During the first seconds after takeoff, a rocket traveled 208 kilometers in 50 minutes at a constant rate. Suppose a penny is dropped from a skyscraper and travels 153 kilometers in 5 hours at a constant rate. Which of these objects has a faster speed per hour? And by how much?

To compare the speeds of the rocket and the penny and find out which object has a faster speed per hour, we need to calculate their respective speeds using the formula for speed, which is:

Speed = Distance / Time

For the rocket: Distance = 208 kilometers Time = 50 minutes

First, we need to convert the time from minutes to hours since we want the speed in kilometers per hour.

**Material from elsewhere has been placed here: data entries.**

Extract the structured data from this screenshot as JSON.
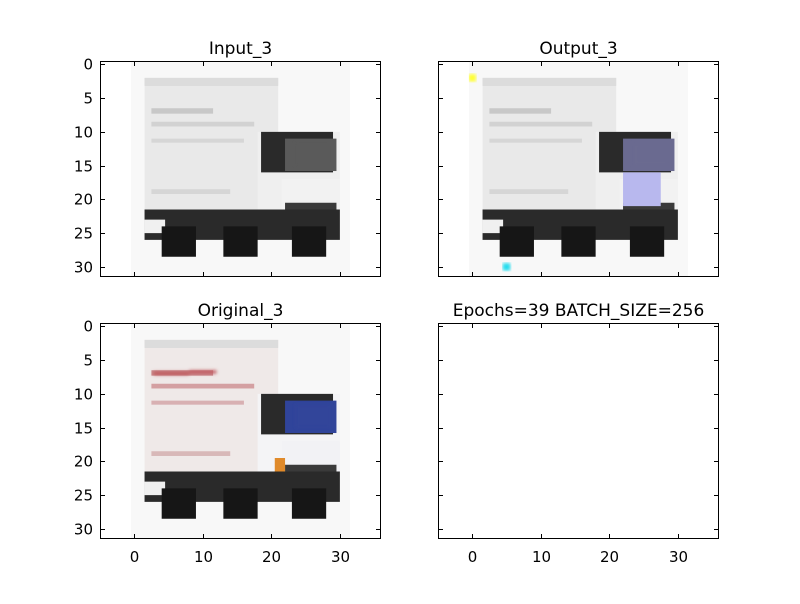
{
  "chart_data": [
    {
      "type": "image",
      "title": "Input_3",
      "xlim": [
        -5,
        36
      ],
      "ylim": [
        31.5,
        -0.5
      ],
      "xticks": [
        0,
        10,
        20,
        30
      ],
      "yticks": [
        0,
        5,
        10,
        15,
        20,
        25,
        30
      ],
      "x_ticklabels_visible": false,
      "y_ticklabels_visible": true,
      "image": {
        "content": "blurry grayscale box truck, cab on right",
        "extent": [
          -0.5,
          31.5
        ],
        "tint": "none"
      }
    },
    {
      "type": "image",
      "title": "Output_3",
      "xlim": [
        -5,
        36
      ],
      "ylim": [
        31.5,
        -0.5
      ],
      "xticks": [
        0,
        10,
        20,
        30
      ],
      "yticks": [
        0,
        5,
        10,
        15,
        20,
        25,
        30
      ],
      "x_ticklabels_visible": false,
      "y_ticklabels_visible": false,
      "image": {
        "content": "blurry grayscale box truck with blue-violet cab tint",
        "extent": [
          -0.5,
          31.5
        ],
        "tint": "blue",
        "artifacts": [
          {
            "x": 0,
            "y": 2,
            "color": "#ffff33"
          },
          {
            "x": 5,
            "y": 30,
            "color": "#22ddee"
          }
        ]
      }
    },
    {
      "type": "image",
      "title": "Original_3",
      "xlim": [
        -5,
        36
      ],
      "ylim": [
        31.5,
        -0.5
      ],
      "xticks": [
        0,
        10,
        20,
        30
      ],
      "yticks": [
        0,
        5,
        10,
        15,
        20,
        25,
        30
      ],
      "x_ticklabels_visible": true,
      "y_ticklabels_visible": true,
      "image": {
        "content": "blurry color box truck, red lettering on box, blue windshield, orange light",
        "extent": [
          -0.5,
          31.5
        ],
        "tint": "color"
      }
    },
    {
      "type": "empty",
      "title": "Epochs=39 BATCH_SIZE=256",
      "xlim": [
        -5,
        36
      ],
      "ylim": [
        31.5,
        -0.5
      ],
      "xticks": [
        0,
        10,
        20,
        30
      ],
      "yticks": [
        0,
        5,
        10,
        15,
        20,
        25,
        30
      ],
      "x_ticklabels_visible": true,
      "y_ticklabels_visible": false
    }
  ],
  "colors": {
    "axes_edge": "#000000",
    "background": "#ffffff",
    "output_artifact_yellow": "#ffff33",
    "output_artifact_cyan": "#22ddee"
  }
}
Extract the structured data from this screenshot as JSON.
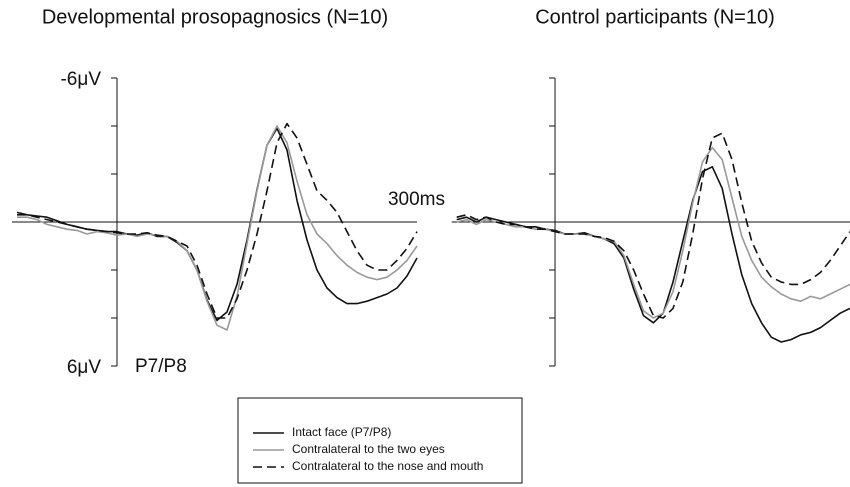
{
  "chart_data": [
    {
      "type": "line",
      "title": "Developmental prosopagnosics (N=10)",
      "x": [
        -100,
        -90,
        -80,
        -70,
        -60,
        -50,
        -40,
        -30,
        -20,
        -10,
        0,
        10,
        20,
        30,
        40,
        50,
        60,
        70,
        80,
        90,
        100,
        110,
        120,
        130,
        140,
        150,
        160,
        170,
        180,
        190,
        200,
        210,
        220,
        230,
        240,
        250,
        260,
        270,
        280,
        290,
        300
      ],
      "xlim": [
        -100,
        300
      ],
      "xticks": [
        {
          "value": 300,
          "label": "300ms"
        }
      ],
      "ylim": [
        -6,
        6
      ],
      "y_inverted": true,
      "yticks": [
        {
          "value": -6,
          "label": "-6μV"
        },
        -4,
        -2,
        0,
        2,
        4,
        {
          "value": 6,
          "label": "6μV"
        }
      ],
      "annotation": "P7/P8",
      "series": [
        {
          "color": "#111111",
          "dash": false,
          "values": [
            -0.4,
            -0.3,
            -0.25,
            -0.2,
            -0.05,
            0.1,
            0.2,
            0.3,
            0.35,
            0.4,
            0.4,
            0.5,
            0.55,
            0.45,
            0.6,
            0.6,
            0.85,
            1.2,
            2.0,
            3.25,
            4.1,
            3.75,
            2.6,
            0.75,
            -1.35,
            -3.2,
            -3.9,
            -3.0,
            -0.9,
            0.75,
            2.0,
            2.75,
            3.15,
            3.4,
            3.4,
            3.3,
            3.15,
            3.0,
            2.75,
            2.25,
            1.5
          ]
        },
        {
          "color": "#999999",
          "dash": false,
          "values": [
            -0.2,
            -0.2,
            -0.1,
            0.1,
            0.2,
            0.3,
            0.35,
            0.5,
            0.4,
            0.45,
            0.55,
            0.5,
            0.6,
            0.5,
            0.55,
            0.6,
            0.8,
            1.2,
            2.0,
            3.3,
            4.3,
            4.5,
            3.1,
            0.9,
            -1.3,
            -3.2,
            -4.0,
            -3.3,
            -1.7,
            -0.3,
            0.5,
            0.9,
            1.4,
            1.8,
            2.1,
            2.3,
            2.4,
            2.3,
            2.0,
            1.6,
            1.0
          ]
        },
        {
          "color": "#111111",
          "dash": true,
          "values": [
            -0.3,
            -0.3,
            -0.2,
            -0.1,
            0.0,
            0.1,
            0.2,
            0.3,
            0.35,
            0.4,
            0.45,
            0.5,
            0.5,
            0.45,
            0.55,
            0.6,
            0.8,
            1.0,
            1.8,
            3.0,
            4.0,
            4.0,
            3.2,
            2.0,
            0.5,
            -1.3,
            -3.3,
            -4.1,
            -3.5,
            -2.4,
            -1.3,
            -0.9,
            -0.4,
            0.4,
            1.2,
            1.8,
            2.0,
            2.0,
            1.6,
            1.1,
            0.4
          ]
        }
      ]
    },
    {
      "type": "line",
      "title": "Control participants (N=10)",
      "x": [
        -100,
        -90,
        -80,
        -70,
        -60,
        -50,
        -40,
        -30,
        -20,
        -10,
        0,
        10,
        20,
        30,
        40,
        50,
        60,
        70,
        80,
        90,
        100,
        110,
        120,
        130,
        140,
        150,
        160,
        170,
        180,
        190,
        200,
        210,
        220,
        230,
        240,
        250,
        260,
        270,
        280,
        290,
        300
      ],
      "xlim": [
        -100,
        300
      ],
      "ylim": [
        -6,
        6
      ],
      "y_inverted": true,
      "yticks": [
        -6,
        -4,
        -2,
        0,
        2,
        4,
        6
      ],
      "series": [
        {
          "color": "#111111",
          "dash": false,
          "values": [
            -0.1,
            -0.2,
            0.0,
            -0.2,
            -0.1,
            0.0,
            0.1,
            0.2,
            0.2,
            0.3,
            0.35,
            0.5,
            0.5,
            0.45,
            0.6,
            0.7,
            0.9,
            1.5,
            2.8,
            3.9,
            4.2,
            3.8,
            2.5,
            0.8,
            -0.9,
            -2.1,
            -2.3,
            -1.4,
            0.5,
            2.2,
            3.4,
            4.2,
            4.8,
            5.0,
            4.9,
            4.7,
            4.6,
            4.4,
            4.1,
            3.8,
            3.6
          ]
        },
        {
          "color": "#999999",
          "dash": false,
          "values": [
            0.0,
            -0.1,
            0.1,
            -0.1,
            0.0,
            0.1,
            0.2,
            0.2,
            0.3,
            0.3,
            0.4,
            0.5,
            0.5,
            0.5,
            0.6,
            0.7,
            0.8,
            1.4,
            2.6,
            3.7,
            4.0,
            3.8,
            2.9,
            1.2,
            -0.8,
            -2.5,
            -3.1,
            -2.6,
            -1.0,
            0.6,
            1.6,
            2.3,
            2.7,
            3.0,
            3.2,
            3.3,
            3.1,
            3.2,
            3.0,
            2.8,
            2.6
          ]
        },
        {
          "color": "#111111",
          "dash": true,
          "values": [
            -0.2,
            -0.3,
            -0.1,
            -0.2,
            0.0,
            0.1,
            0.1,
            0.2,
            0.3,
            0.3,
            0.4,
            0.5,
            0.5,
            0.5,
            0.6,
            0.65,
            0.8,
            1.2,
            2.0,
            3.0,
            3.9,
            4.0,
            3.6,
            2.5,
            0.5,
            -1.8,
            -3.5,
            -3.7,
            -2.6,
            -0.8,
            0.8,
            1.7,
            2.3,
            2.5,
            2.6,
            2.6,
            2.4,
            2.1,
            1.6,
            1.0,
            0.4
          ]
        }
      ]
    }
  ],
  "legend": {
    "entries": [
      {
        "name": "Intact face (P7/P8)",
        "color": "#111111",
        "dash": false
      },
      {
        "name": "Contralateral to the two eyes",
        "color": "#999999",
        "dash": false
      },
      {
        "name": "Contralateral to the nose and mouth",
        "color": "#111111",
        "dash": true
      }
    ]
  }
}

There are 60 minutes in an hour, so:

Time in hours = Time in minutes / 60 Time in hours = 50 / 60 Time in hours = 5/6 or approximately 0.833 hours

Now, let's calculate the speed: Speed of rocket = Distance / Time Speed of rocket = 208 km / (5/6) hours Speed of rocket = 208 km / 0.833 hours Speed of rocket ≈ 249.7 km/hour

For the penny: Distance = 153 kilometers Time = 5 hours

The penny's speed is straightforward to calculate since the time is already given in hours: Speed of penny = Distance / Time Speed of penny = 153 km / 5 hours Speed of penny = 30.6 km/hour

Comparing the speeds: The speed of the rocket is 249.7 km/hour and the speed of the penny is 30.6 km/hour.

To find out by how much the rocket's speed is faster: Difference in speed = Speed of rocket - Speed of penny Difference in speed = 249.7 km/hour - 30.6 km/hour Difference in speed ≈ 219.1 km/hour

The rocket is faster than the penny by approximately

219.1 kilometers per hour.